3- Yüzün yıkanması, cildi kuvvetlendirir, başdaki ağırlığı ve yorgunluğu hafîfletir. Damarları ve sinirleri harekete geçirir. Devâmlı abdest alanların, ihtiyârlasalar bile yüzlerindeki güzelliklerinin gitmemesi bu yüzdendir.
4- Cünüblüğe sebeb olan hâllerde büyük bir enerji harcanmakda, kalb ve dolaşım hızı artmakda, solunum hızlanmakdadır. Vücûdun aşırı çalışmasıyla da yorgunluk, bitkinlik, uyuşukluk ve gevşeklik hissedilmekde, umûmiyyetle zihnî faaliyetler oldukça yavaşlamakdadır. Gusl ile vücûd eski zindeliğini kazanır. Vücûdu belirli aralıklarla devâmlı yıkamak, koruyucu hekimlik yönünden fevkalâde önemlidir.

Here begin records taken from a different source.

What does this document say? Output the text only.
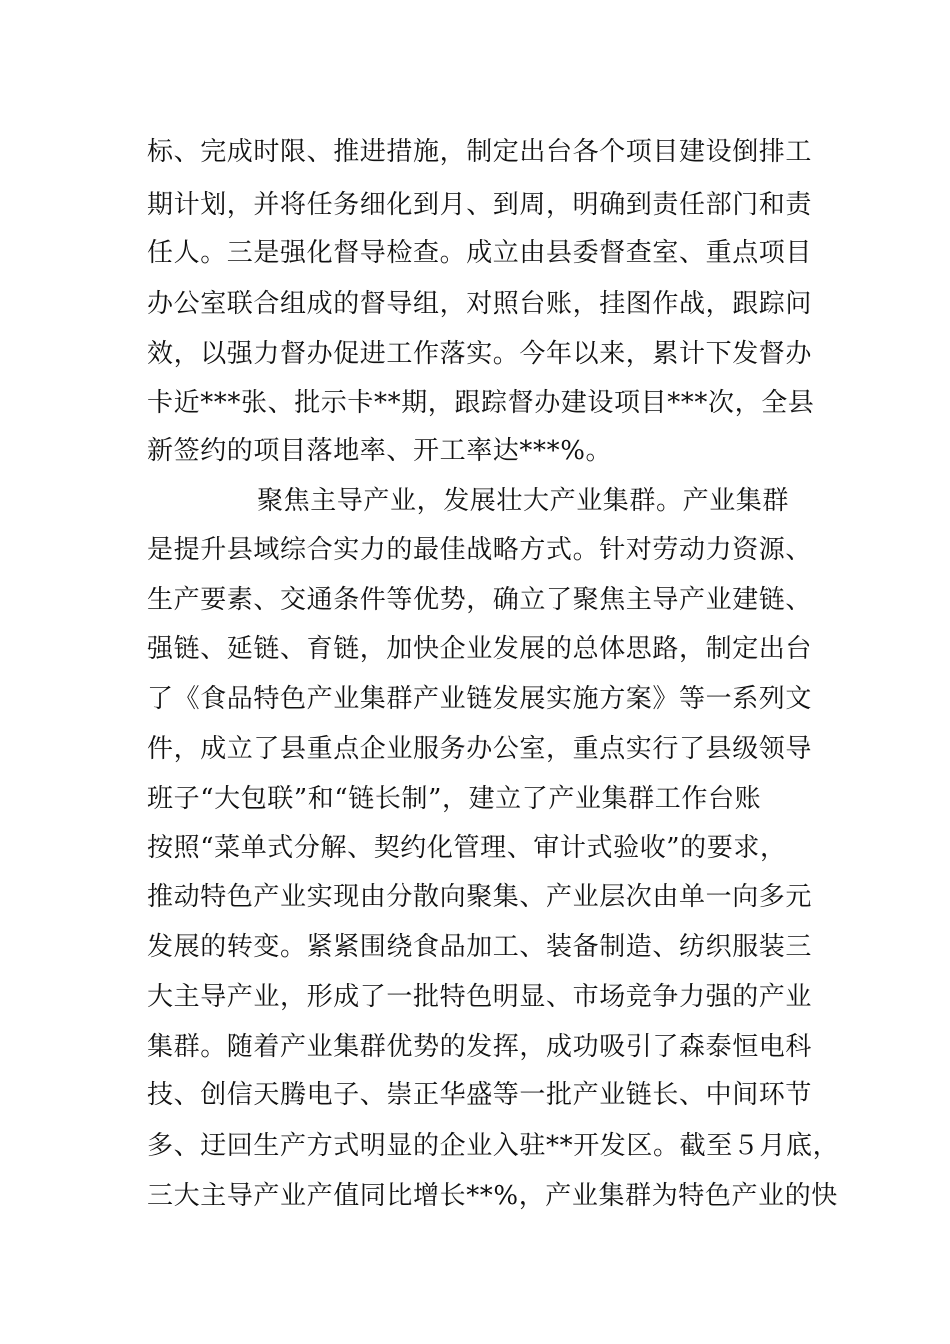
标、完成时限、推进措施，制定出台各个项目建设倒排工
期计划，并将任务细化到月、到周，明确到责任部门和责
任人。三是强化督导检查。成立由县委督查室、重点项目
办公室联合组成的督导组，对照台账，挂图作战，跟踪问
效，以强力督办促进工作落实。今年以来，累计下发督办
卡近***张、批示卡**期，跟踪督办建设项目***次，全县
新签约的项目落地率、开工率达***%。
聚焦主导产业，发展壮大产业集群。产业集群
是提升县域综合实力的最佳战略方式。针对劳动力资源、
生产要素、交通条件等优势，确立了聚焦主导产业建链、
强链、延链、育链，加快企业发展的总体思路，制定出台
了《食品特色产业集群产业链发展实施方案》等一系列文
件，成立了县重点企业服务办公室，重点实行了县级领导
班子“大包联”和“链长制”，建立了产业集群工作台账
按照“菜单式分解、契约化管理、审计式验收”的要求，
推动特色产业实现由分散向聚集、产业层次由单一向多元
发展的转变。紧紧围绕食品加工、装备制造、纺织服装三
大主导产业，形成了一批特色明显、市场竞争力强的产业
集群。随着产业集群优势的发挥，成功吸引了森泰恒电科
技、创信天腾电子、崇正华盛等一批产业链长、中间环节
多、迂回生产方式明显的企业入驻**开发区。截至５月底，
三大主导产业产值同比增长**%，产业集群为特色产业的快
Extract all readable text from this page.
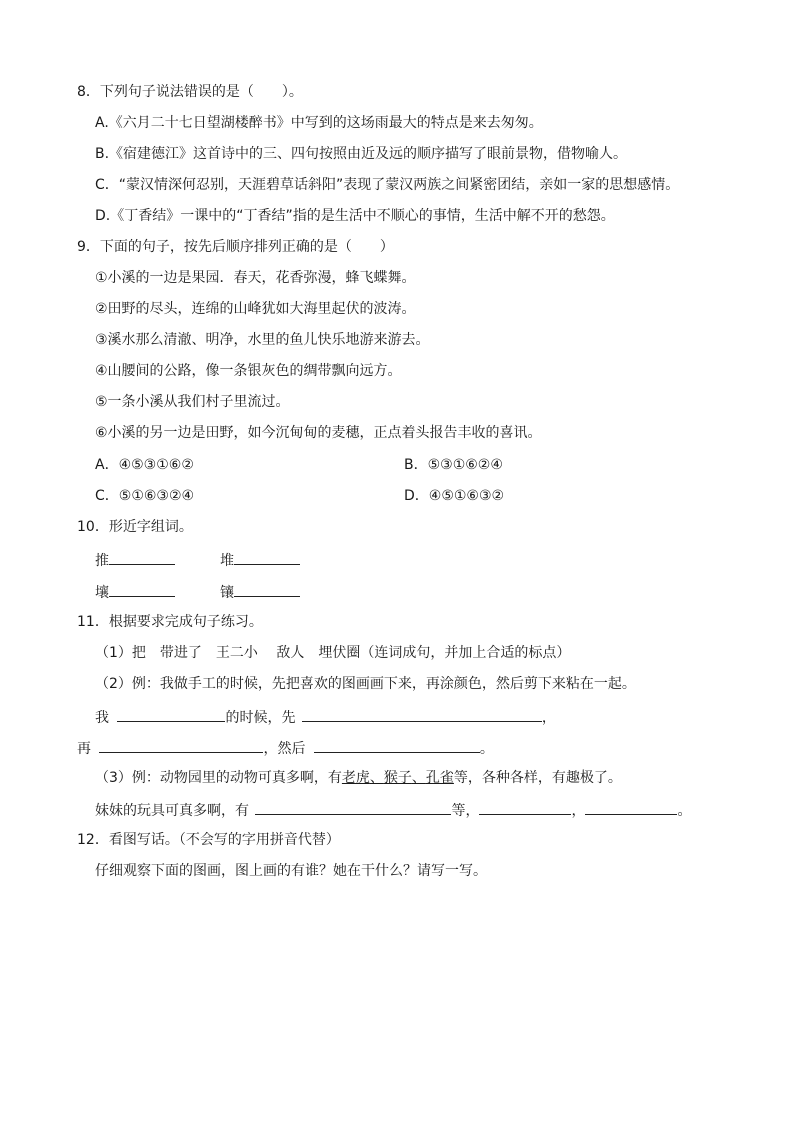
8．下列句子说法错误的是（　　）。
A.《六月二十七日望湖楼醉书》中写到的这场雨最大的特点是来去匆匆。
B.《宿建德江》这首诗中的三、四句按照由近及远的顺序描写了眼前景物，借物喻人。
C．“蒙汉情深何忍别，天涯碧草话斜阳”表现了蒙汉两族之间紧密团结，亲如一家的思想感情。
D.《丁香结》一课中的“丁香结”指的是生活中不顺心的事情，生活中解不开的愁怨。
9．下面的句子，按先后顺序排列正确的是（　　）
①小溪的一边是果园．春天，花香弥漫，蜂飞蝶舞。
②田野的尽头，连绵的山峰犹如大海里起伏的波涛。
③溪水那么清澈、明净，水里的鱼儿快乐地游来游去。
④山腰间的公路，像一条银灰色的绸带飘向远方。
⑤一条小溪从我们村子里流过。
⑥小溪的另一边是田野，如今沉甸甸的麦穗，正点着头报告丰收的喜讯。
A．④⑤③①⑥②	B．⑤③①⑥②④
C．⑤①⑥③②④	D．④⑤①⑥③②
10．形近字组词。
推	堆
壤	镶
11．根据要求完成句子练习。
（1）把　带进了　王二小　 敌人　埋伏圈（连词成句，并加上合适的标点）
（2）例：我做手工的时候，先把喜欢的图画画下来，再涂颜色，然后剪下来粘在一起。
我	的时候，先	，
再	，然后	。
（3）例：动物园里的动物可真多啊，有老虎、猴子、孔雀等，各种各样，有趣极了。
妹妹的玩具可真多啊，有	等，	，	。
12．看图写话。（不会写的字用拼音代替）
仔细观察下面的图画，图上画的有谁？她在干什么？请写一写。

5- Vücûdumuzun normalde bir statik elektrik dengesi vardır. Vücûd sağlığı bu elektriksel denge ile yakından alâkalıdır. Bu denge, psikolojik gerilimler, iklim şartları, giyim eşyâları, yaşama ve işyerleri ve bu arada guslü gerekdiren hâllerle bozulur. Bu elektriksel yük, öfke hâlinde normalin dört katına, guslü gerekdiren hâllerde 12 katına çıkmakdadır. Günümüzde “Kızıl ötesi” (Enfra-rouje) ışınlarla dış derinin özel fotoğrafları çekilmiş, bu fotoğraflarda cinsî münâsebetden sonra, vücûdun bütün yüzeyinin fazla statik elektrik tabakasıyla örtüldüğü tesbît edilmişdir. Bu tabaka, derinin oksijen alışverişine engel olduğu gibi, cildin renginin bozulmasına ve çabuk kırışmasına sebeb olur. Bu durumdan kurtulmak için vücûdun iğne ucu kadar yeri dahî kalmayacak şeklde temâmen yıkanması gerekir. Böylece su zerreleri, olumsuz elektrik gerilimini alarak, vücûdu topraklıyor ve yeniden normale döndürüyor. Bu açıdan gusl, tıbbî yönden de mutlaka yapılması gereken bir temizlikdir.
6- Abdest ve gusl abdestinin, dolaşım sistemi üzerinde de olumlu te’sîrleri bulunmakdadır. Damarlardaki sertleşme ve daralmayı önler. Abdestde mevzi’î bir uyarılma vardır. Lenf sistemi, en önemli merkezlerinden biri olan burun arkası ve bademcikler yıkanarak uyarılmakdadır. Ayrıca boyun ve yanlarının yıkanması da, lenf sistemine te’sîr eder. Abdest ve guslle kolaylaşan lenf dolaşımı sâyesinde, lenfosit denen savaşçı hücreler vücûdu zararlı unsûrlardan korurlar ve vücûd direncini artdırırlar.
7- Su bulunmadığı zemân toprakla yapılan teyemmüm de büyük ölçüde vücûddaki statik elektriği yok etmekdedir.